Complicated Queries
I frequently find myself in the position of having to write fairly complex SQL queries in order to get a list of data that matches a certain criteria. One problem with complicated SQL queries is that it is very hard to know if the result you have is correct, especially when your query involves multi-table joins and sub-selects. Often, a small error in one part of a complex SQL query can go unnoticed because it doesn't greatly change the count of the results.
Unfortunately, sometimes there is just no way to make a simple query to achieve a certain result. Often, a large amount of the information applied to the data in order to create the query requires outside knowledge that is not found in the relationships directly specified in the database. In situations like these a solid technique for verifying the results of the query is important.
SQL checking SQL
I have started using a technique of approaching a query from two different directions in order to check my results. The idea is that if you can think of more than one way to get the same set of data you are looking for, and each way returns the same set or results, the likelihood of that data being correct is greatly increased.

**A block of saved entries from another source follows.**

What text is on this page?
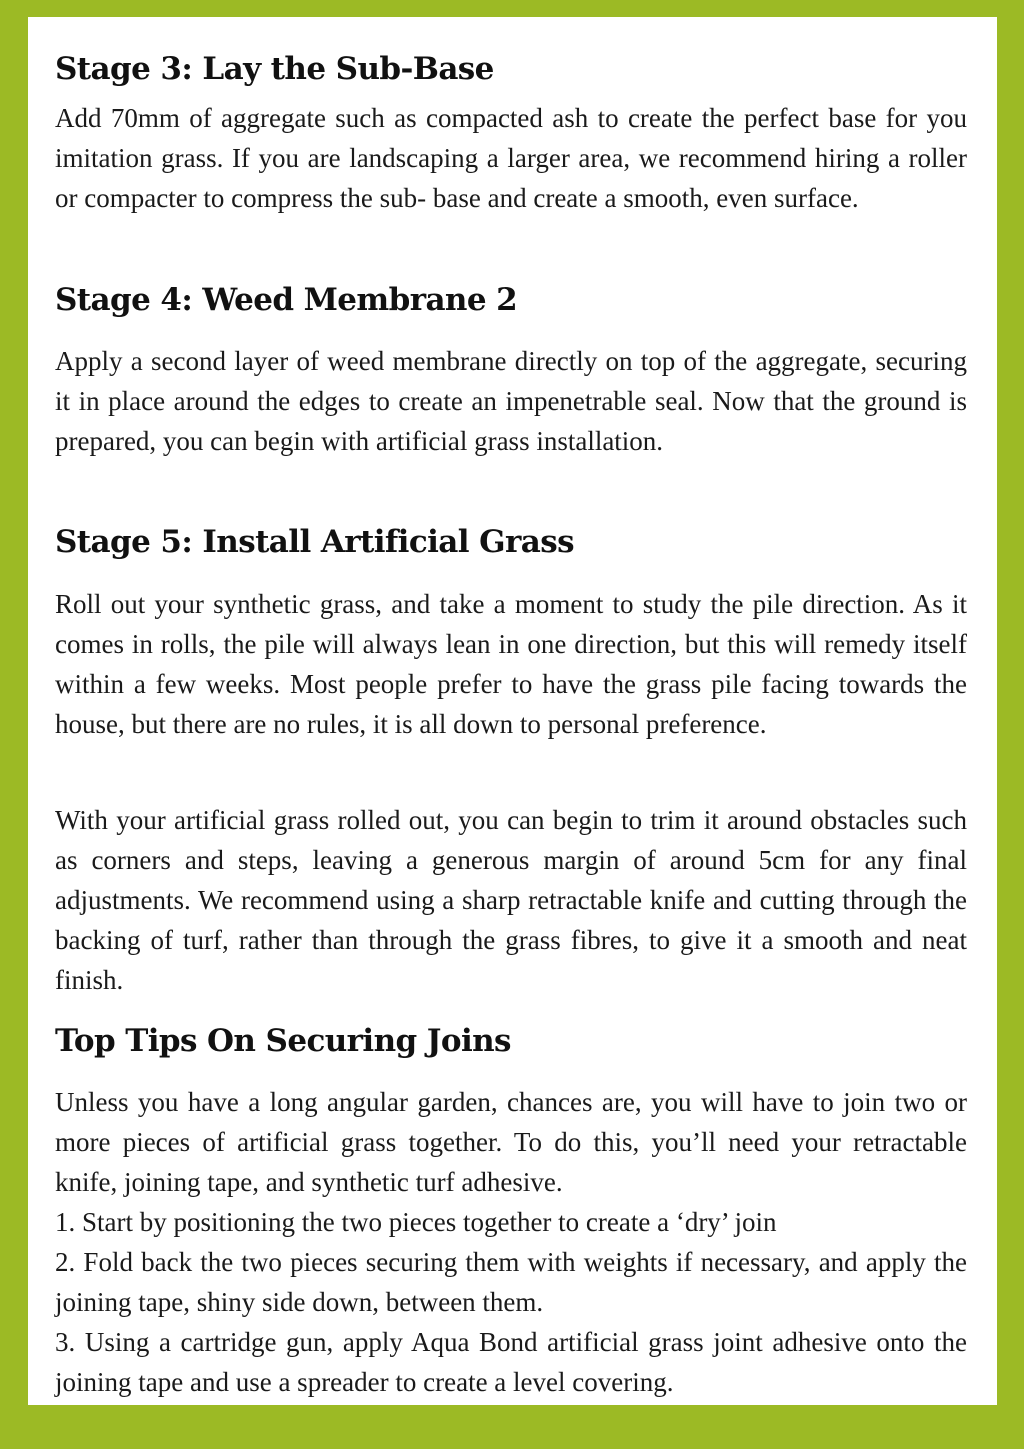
Stage 3: Lay the Sub-Base

Add 70mm of aggregate such as compacted ash to create the perfect base for you imitation grass. If you are landscaping a larger area, we recommend hiring a roller or compacter to compress the sub- base and create a smooth, even surface.

Stage 4: Weed Membrane 2

Apply a second layer of weed membrane directly on top of the aggregate, securing it in place around the edges to create an impenetrable seal. Now that the ground is prepared, you can begin with artificial grass installation.

Stage 5: Install Artificial Grass

Roll out your synthetic grass, and take a moment to study the pile direction. As it comes in rolls, the pile will always lean in one direction, but this will remedy itself within a few weeks. Most people prefer to have the grass pile facing towards the house, but there are no rules, it is all down to personal preference.

With your artificial grass rolled out, you can begin to trim it around obstacles such as corners and steps, leaving a generous margin of around 5cm for any final adjustments. We recommend using a sharp retractable knife and cutting through the backing of turf, rather than through the grass fibres, to give it a smooth and neat finish.

Top Tips On Securing Joins

Unless you have a long angular garden, chances are, you will have to join two or more pieces of artificial grass together. To do this, you’ll need your retractable knife, joining tape, and synthetic turf adhesive.

1. Start by positioning the two pieces together to create a ‘dry’ join

2. Fold back the two pieces securing them with weights if necessary, and apply the joining tape, shiny side down, between them.

3. Using a cartridge gun, apply Aqua Bond artificial grass joint adhesive onto the joining tape and use a spreader to create a level covering.
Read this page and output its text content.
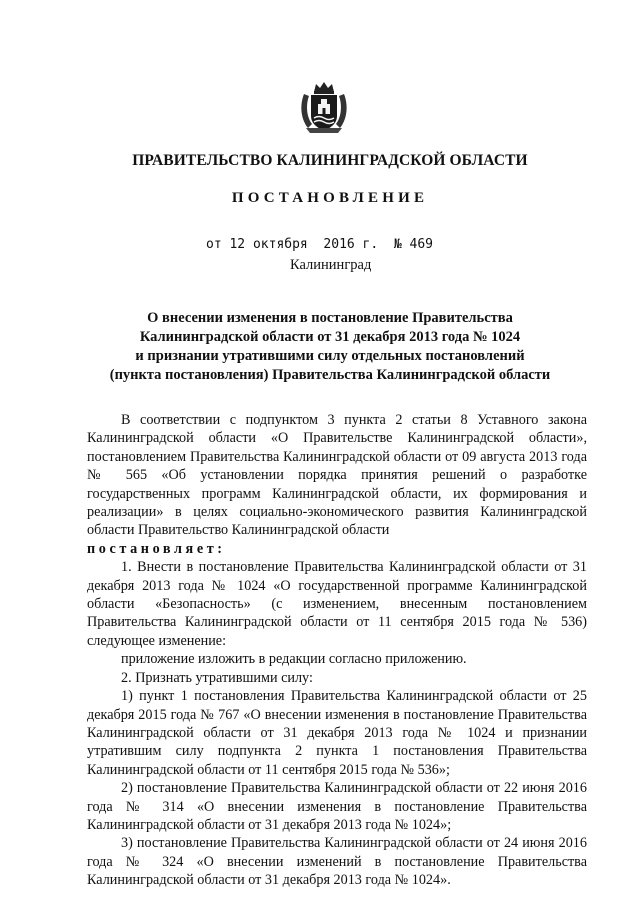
ПРАВИТЕЛЬСТВО КАЛИНИНГРАДСКОЙ ОБЛАСТИ
ПОСТАНОВЛЕНИЕ
от 12 октября 2016 г. № 469
Калининград
О внесении изменения в постановление Правительства
Калининградской области от 31 декабря 2013 года № 1024
и признании утратившими силу отдельных постановлений
(пункта постановления) Правительства Калининградской области

В соответствии с подпунктом 3 пункта 2 статьи 8 Уставного закона Калининградской области «О Правительстве Калининградской области», постановлением Правительства Калининградской области от 09 августа 2013 года № 565 «Об установлении порядка принятия решений о разработке государственных программ Калининградской области, их формирования и реализации» в целях социально-экономического развития Калининградской области Правительство Калининградской области

постановляет:

1. Внести в постановление Правительства Калининградской области от 31 декабря 2013 года № 1024 «О государственной программе Калининградской области «Безопасность» (с изменением, внесенным постановлением Правительства Калининградской области от 11 сентября 2015 года № 536) следующее изменение:

приложение изложить в редакции согласно приложению.

2. Признать утратившими силу:

1) пункт 1 постановления Правительства Калининградской области от 25 декабря 2015 года № 767 «О внесении изменения в постановление Правительства Калининградской области от 31 декабря 2013 года № 1024 и признании утратившим силу подпункта 2 пункта 1 постановления Правительства Калининградской области от 11 сентября 2015 года № 536»;

2) постановление Правительства Калининградской области от 22 июня 2016 года № 314 «О внесении изменения в постановление Правительства Калининградской области от 31 декабря 2013 года № 1024»;

3) постановление Правительства Калининградской области от 24 июня 2016 года № 324 «О внесении изменений в постановление Правительства Калининградской области от 31 декабря 2013 года № 1024».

There was a scene in Apollo 13 where Tom Hanks manually calculated some trajectory and 3 guys in Houston all checked his math to make sure it was correct. When they all came up with the same answer, everyone could be pretty sure the calculation was correct.
That is the idea behind SQL checking SQL. If you can write a second query to get the same data, but from a different angle, there is a pretty good chance that the query is correct. The best way to do this would be to have another person write the second query, knowing nothing about how you are doing the first.
A Practical Example
Sounds good, but how can I actually use it? Let's say that you have a database which stores job applications and resumes from applicants. Let's say that you want to create a list of all the applicants last week.

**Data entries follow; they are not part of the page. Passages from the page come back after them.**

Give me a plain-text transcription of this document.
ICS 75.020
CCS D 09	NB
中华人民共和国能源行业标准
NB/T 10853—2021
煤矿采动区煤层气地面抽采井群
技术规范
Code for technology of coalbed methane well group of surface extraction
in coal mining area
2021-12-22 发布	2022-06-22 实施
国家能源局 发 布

We could approach this problem from two angles.
- Get a list of all the people who had an application where the application date was last week.
- Get a list of all the people who had a resume created.
We have to use some outside information here. We have to know that in our particular program each applicant for a job can only have one resume submitted and they must have one submitted. Then we know that we should see the same list of people who applied for jobs and had resumes created in that time frame.
Of course this is a really simple example and given all the conditions it would be easy to be pretty sure of either of these queries without running both. The problem is when you have a much larger set of tables you are interacting with and shakier sets of relations between the tables and data.
Tips and Tricks
Once you have created both queries to get the same set of resulting data, how can you easily check to see if they contain the same data? The easiest way is to do a difference in SQL. Depending on what flavor of SQL you are using, the syntax is slightly different. You can look up the set operations for your flavor of SQL. Difference is the opposite of union. Difference allows you to see what records exist in the first query and not the second. I like to use difference with the 1st query first and with the 2nd query first, so that I can see what records are in either query, but not in the other. Any records I find, I closely examine to figure out why they are in one and not the other. Each time I do this, I then makes changes to the query that was wrong until all the results match exactly.
This balancing of the two queries helps to highlight problems that could be missed from either viewpoint of the problem. After balancing out both queries to have exactly the same results, there is a really good chance the results are correct. Certainly the chances of your query being correct are increased vs “just winging it.”